Giacomo da Campione of Jacopo da Campione (??? – Milaan, 31 oktober 1398)), was een Italiaanse beeldhouwer en architect uit de late gotiek, die actief was in Milaan in de laatste twee decennia van de veertiende eeuw.[1]
We weten niets over de datum of plaats van zijn geboorte, alleen dat hij een zoon was van Zambonino da Campione een lid van de Meesters van Campiona.[1]
Het eerste document waarin hij vernoemd wordt was een lijst van kunstenaars uit 1387 bewaard in de archieven van de ‘Fabbrica del duomo’ in Milaan.
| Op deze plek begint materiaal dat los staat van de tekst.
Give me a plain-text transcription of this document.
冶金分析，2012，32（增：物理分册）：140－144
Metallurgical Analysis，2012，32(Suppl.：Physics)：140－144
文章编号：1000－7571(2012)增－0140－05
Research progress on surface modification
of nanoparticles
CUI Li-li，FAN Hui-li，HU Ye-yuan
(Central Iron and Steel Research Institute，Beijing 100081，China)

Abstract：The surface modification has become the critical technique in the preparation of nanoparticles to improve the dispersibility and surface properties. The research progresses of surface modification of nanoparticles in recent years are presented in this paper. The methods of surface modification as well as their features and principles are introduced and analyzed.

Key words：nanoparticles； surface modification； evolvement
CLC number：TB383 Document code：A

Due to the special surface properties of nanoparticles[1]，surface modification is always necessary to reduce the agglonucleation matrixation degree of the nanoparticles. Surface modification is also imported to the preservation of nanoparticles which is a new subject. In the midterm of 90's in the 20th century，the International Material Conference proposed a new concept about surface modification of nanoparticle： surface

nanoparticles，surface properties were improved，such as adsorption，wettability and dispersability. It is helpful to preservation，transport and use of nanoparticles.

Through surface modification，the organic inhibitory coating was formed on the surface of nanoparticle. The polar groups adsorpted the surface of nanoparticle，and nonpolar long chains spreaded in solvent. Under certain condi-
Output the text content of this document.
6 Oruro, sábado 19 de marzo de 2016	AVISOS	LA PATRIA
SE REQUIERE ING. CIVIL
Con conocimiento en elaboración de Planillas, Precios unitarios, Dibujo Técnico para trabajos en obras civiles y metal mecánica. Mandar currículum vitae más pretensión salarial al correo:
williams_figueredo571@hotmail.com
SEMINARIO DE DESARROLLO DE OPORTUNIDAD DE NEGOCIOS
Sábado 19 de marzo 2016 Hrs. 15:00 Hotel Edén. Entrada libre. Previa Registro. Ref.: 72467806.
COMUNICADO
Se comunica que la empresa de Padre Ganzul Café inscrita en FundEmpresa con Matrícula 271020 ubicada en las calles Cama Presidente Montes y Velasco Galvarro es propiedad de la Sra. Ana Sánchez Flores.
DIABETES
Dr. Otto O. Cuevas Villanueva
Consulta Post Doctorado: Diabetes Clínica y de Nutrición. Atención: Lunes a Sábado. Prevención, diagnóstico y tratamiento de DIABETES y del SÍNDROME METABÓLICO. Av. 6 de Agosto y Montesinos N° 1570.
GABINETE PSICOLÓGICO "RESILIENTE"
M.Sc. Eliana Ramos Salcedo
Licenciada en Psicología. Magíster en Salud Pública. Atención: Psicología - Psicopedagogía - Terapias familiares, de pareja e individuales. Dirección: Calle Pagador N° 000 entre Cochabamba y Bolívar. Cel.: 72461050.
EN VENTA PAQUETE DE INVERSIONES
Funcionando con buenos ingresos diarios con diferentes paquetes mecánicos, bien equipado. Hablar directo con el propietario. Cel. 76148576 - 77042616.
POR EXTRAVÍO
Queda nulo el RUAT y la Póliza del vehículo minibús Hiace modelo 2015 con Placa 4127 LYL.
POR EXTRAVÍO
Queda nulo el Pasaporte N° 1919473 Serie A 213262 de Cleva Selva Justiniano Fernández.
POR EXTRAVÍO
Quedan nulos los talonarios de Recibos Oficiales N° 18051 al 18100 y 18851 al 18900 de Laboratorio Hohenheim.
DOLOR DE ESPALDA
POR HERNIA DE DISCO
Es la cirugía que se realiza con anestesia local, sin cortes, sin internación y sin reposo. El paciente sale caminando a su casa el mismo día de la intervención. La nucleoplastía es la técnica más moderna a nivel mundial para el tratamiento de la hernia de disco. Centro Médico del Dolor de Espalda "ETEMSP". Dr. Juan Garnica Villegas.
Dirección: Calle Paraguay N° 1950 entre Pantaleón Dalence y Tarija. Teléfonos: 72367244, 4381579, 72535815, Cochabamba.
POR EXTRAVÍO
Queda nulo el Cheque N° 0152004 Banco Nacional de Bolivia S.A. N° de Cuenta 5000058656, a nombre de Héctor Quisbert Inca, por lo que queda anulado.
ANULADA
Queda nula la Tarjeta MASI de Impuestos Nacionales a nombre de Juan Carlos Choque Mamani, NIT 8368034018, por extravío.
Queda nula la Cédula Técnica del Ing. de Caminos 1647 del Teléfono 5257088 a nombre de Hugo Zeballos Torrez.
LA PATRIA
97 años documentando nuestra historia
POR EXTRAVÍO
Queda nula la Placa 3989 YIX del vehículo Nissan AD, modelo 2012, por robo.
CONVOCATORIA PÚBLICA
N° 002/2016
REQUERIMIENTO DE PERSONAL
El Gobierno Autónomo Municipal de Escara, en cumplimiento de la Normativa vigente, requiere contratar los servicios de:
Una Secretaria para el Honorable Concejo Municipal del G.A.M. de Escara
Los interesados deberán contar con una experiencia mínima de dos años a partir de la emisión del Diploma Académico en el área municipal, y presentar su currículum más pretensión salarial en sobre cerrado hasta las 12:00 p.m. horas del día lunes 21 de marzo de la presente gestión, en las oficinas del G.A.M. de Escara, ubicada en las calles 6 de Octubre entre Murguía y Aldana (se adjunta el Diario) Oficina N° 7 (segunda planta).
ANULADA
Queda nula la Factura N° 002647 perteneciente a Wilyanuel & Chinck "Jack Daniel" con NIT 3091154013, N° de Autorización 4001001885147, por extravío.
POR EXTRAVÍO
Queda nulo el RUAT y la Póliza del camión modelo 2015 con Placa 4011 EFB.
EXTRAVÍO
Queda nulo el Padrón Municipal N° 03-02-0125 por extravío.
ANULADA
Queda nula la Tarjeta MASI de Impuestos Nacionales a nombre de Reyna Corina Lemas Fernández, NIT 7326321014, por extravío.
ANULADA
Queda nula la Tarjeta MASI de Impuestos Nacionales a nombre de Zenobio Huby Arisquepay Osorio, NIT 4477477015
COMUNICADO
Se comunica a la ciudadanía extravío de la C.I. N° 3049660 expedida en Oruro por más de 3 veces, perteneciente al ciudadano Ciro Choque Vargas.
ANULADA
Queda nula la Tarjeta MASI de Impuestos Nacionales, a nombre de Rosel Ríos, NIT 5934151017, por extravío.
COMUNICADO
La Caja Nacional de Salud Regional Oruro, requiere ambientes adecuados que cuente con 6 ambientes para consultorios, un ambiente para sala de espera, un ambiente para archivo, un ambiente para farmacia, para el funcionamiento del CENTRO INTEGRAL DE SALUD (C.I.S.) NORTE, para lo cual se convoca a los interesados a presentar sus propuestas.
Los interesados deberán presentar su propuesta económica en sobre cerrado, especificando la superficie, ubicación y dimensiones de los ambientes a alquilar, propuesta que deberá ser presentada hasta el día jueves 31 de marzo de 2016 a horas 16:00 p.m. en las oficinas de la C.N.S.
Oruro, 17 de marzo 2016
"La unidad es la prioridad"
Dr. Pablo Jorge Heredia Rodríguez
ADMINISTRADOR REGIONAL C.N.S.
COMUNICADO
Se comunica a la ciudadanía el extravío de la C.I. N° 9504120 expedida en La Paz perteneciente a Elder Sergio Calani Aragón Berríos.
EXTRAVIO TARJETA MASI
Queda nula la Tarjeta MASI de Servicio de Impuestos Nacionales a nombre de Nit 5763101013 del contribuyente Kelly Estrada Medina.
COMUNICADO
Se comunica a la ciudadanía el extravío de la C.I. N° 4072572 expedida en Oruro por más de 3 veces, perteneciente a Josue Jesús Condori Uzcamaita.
Hij werd in de lijst vermeld als "magister a lapidibus vivis"[2] en is een van de eerste medebeheerders van de ‘Veneranda Fabbrica del Duomo di Milano’.[1]
Vanaf 1 mei 1388 werd hij aangesteld als ingenieur van de Fabbrica del Duomo. Rondom 1390 begon een nieuwe fase in de bouw van de kathedraal van Milaan waarbij Giacomo en Giovannino de' Grassi werden aangesteld als hoofdingenieurs van de werkplaats.[1] Giacomo sculpteerde het portaal van de noordelijke sacristie van de dom. In 1396 nam hij deel aan het ontwerp en de bouw van de Certosa di Pavia, waar hij een tijd hoofd van de werken was.[3] Hij zou volgens sommigen ook de auteur zijn van de marmeren grafsteen van een non, die herbruikt zou geweest zijn voor het graf van Blanche van Savoye, en nu bewaard wordt in het ‘Museo d'Arte Antica’ op het ‘Castello Sforzesco di Milano’.[4]
Een van de leerlingen van Jacopo da Campione, Marco da Carona, volgde hem op als hoofdingenieur van de fabbrica na zijn vroegtijdige dood.[5]
”Magister a lapidibus vivis” of de “meester van de levende stenen” was de term die gebruikt werd om het hoofd van een groep kunstenaars aan te duiden. John Yanker, The Arcane Schools, Cosimo, Inc., 1 mrt. 2007 – pp.95.